In his latest column for
The New York Times, Thomas Friedman argues that $20 billion in bailout money should go to venture capital firms, not auto companies. Sarah Lacy, who is blogging for
TechCrunch while Michael Arrington is on vacation, couldn't disagree more. Venture capital firms don't need a bailout, she says, because "government subsidies are crutches for non-performing
industries." By its very nature, Silicon Valley, the destination of a lot of venture capital money in the United States, and a place that actually celebrates when a young startup takes down an
established giant, "doesn't need or want that crutch."

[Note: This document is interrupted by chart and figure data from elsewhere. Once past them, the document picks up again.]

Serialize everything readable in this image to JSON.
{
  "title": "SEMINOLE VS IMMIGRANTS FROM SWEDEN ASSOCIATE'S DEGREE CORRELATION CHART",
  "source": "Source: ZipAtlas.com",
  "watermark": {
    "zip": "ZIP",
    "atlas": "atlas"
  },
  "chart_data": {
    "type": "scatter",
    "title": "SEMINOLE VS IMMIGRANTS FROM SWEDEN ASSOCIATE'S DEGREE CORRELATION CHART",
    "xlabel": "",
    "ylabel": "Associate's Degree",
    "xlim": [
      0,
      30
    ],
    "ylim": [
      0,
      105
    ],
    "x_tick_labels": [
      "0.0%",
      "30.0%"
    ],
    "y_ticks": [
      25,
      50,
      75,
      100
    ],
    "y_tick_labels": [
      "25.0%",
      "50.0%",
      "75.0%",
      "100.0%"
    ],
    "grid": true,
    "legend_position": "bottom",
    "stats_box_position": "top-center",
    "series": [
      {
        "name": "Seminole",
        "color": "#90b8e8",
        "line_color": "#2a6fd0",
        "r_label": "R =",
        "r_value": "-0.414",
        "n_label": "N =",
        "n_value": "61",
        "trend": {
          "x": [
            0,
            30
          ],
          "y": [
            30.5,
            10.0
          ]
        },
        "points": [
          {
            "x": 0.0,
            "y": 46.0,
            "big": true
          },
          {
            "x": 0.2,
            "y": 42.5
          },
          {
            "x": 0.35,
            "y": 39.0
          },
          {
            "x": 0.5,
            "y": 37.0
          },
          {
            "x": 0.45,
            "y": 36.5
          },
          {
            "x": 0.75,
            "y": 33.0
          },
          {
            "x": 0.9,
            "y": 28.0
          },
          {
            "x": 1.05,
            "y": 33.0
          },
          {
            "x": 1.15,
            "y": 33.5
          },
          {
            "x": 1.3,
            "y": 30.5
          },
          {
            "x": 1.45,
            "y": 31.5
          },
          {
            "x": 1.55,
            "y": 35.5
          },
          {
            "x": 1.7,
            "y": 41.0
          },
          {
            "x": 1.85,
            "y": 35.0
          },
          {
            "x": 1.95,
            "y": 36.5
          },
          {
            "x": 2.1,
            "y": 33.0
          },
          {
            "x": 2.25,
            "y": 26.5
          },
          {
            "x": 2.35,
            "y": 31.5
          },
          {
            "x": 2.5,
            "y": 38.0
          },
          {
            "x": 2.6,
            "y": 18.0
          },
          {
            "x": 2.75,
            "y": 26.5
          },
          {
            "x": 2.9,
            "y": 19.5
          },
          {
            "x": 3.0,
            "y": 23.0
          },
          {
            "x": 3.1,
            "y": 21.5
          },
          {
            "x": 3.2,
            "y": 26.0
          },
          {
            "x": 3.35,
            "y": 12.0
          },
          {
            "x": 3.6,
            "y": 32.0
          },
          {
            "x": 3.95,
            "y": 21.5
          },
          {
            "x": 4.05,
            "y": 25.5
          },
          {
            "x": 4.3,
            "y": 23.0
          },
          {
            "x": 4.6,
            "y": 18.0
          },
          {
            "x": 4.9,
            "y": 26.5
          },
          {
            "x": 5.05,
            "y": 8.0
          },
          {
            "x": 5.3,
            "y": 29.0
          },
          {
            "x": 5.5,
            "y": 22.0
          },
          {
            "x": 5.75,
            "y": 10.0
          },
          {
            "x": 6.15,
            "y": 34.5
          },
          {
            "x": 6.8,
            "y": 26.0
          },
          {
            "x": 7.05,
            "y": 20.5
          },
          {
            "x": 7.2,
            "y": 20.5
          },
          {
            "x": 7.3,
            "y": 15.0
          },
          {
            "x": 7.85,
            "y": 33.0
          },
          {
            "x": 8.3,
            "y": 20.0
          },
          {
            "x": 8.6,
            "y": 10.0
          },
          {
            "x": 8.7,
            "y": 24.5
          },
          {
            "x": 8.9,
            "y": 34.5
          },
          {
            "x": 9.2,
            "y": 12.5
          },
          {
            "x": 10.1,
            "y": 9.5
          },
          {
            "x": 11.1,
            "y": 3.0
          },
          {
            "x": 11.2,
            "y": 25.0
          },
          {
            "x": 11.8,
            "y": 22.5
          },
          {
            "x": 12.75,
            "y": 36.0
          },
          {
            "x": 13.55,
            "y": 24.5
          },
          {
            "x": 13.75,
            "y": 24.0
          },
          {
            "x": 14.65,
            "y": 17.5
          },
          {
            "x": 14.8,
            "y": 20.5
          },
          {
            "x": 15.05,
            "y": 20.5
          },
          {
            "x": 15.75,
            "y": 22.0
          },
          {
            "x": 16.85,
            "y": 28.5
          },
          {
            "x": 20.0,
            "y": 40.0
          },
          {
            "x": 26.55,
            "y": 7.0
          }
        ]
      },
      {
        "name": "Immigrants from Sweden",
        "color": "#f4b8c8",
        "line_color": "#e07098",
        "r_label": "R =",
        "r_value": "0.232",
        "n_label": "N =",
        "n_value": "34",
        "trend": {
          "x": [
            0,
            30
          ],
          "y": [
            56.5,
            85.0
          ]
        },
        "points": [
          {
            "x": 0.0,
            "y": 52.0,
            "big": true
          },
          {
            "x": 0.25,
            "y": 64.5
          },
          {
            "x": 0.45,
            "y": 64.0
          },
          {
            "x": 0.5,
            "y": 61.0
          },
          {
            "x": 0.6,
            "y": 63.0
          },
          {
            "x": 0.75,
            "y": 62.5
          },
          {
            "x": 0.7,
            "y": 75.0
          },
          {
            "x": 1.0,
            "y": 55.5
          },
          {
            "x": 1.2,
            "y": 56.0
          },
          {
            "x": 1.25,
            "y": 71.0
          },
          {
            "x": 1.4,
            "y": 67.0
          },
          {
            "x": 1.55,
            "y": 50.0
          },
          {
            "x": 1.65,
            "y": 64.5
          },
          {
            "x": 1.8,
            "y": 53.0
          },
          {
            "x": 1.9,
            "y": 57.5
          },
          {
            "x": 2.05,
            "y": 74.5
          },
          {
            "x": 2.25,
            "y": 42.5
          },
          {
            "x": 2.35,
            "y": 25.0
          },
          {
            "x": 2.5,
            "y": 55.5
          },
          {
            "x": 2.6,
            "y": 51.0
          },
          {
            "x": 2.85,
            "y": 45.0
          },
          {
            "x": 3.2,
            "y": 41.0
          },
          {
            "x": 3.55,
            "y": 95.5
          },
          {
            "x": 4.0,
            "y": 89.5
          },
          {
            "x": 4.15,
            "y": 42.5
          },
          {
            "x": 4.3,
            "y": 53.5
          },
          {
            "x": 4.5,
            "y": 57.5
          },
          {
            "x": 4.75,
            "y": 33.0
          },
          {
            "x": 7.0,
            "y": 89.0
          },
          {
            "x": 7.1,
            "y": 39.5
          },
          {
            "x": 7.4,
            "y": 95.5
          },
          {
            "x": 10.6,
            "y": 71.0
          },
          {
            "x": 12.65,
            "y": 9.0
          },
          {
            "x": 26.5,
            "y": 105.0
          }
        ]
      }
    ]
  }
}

For starters, venture capital firms are not short on cash, as Friedman implies in his column. Lacy points out that in the last 15
years, the amount of money pouring into venture capital has more than doubled. "The industry is having a hard enough time investing $30 billion a year. Another $20 billion from the government? Are you
kidding?" It's true that VCs are pulling back on their investments, though, "but this is after a bubbly run-up" when many young tech startups exploded.
Meanwhile, the venture economy is too
big, Lacy says--there are many bad VCs that should be allowed to fail, as a proper shakeout never occurred after the 2000 crash. Finally, venture capitalists don't want a bailout, primarily because
they don't need the money. As Lacy says, "nothing kills a great idea like too much cash," so the last thing Silicon Valley VCs and startups need--especially in a recession--is more of it.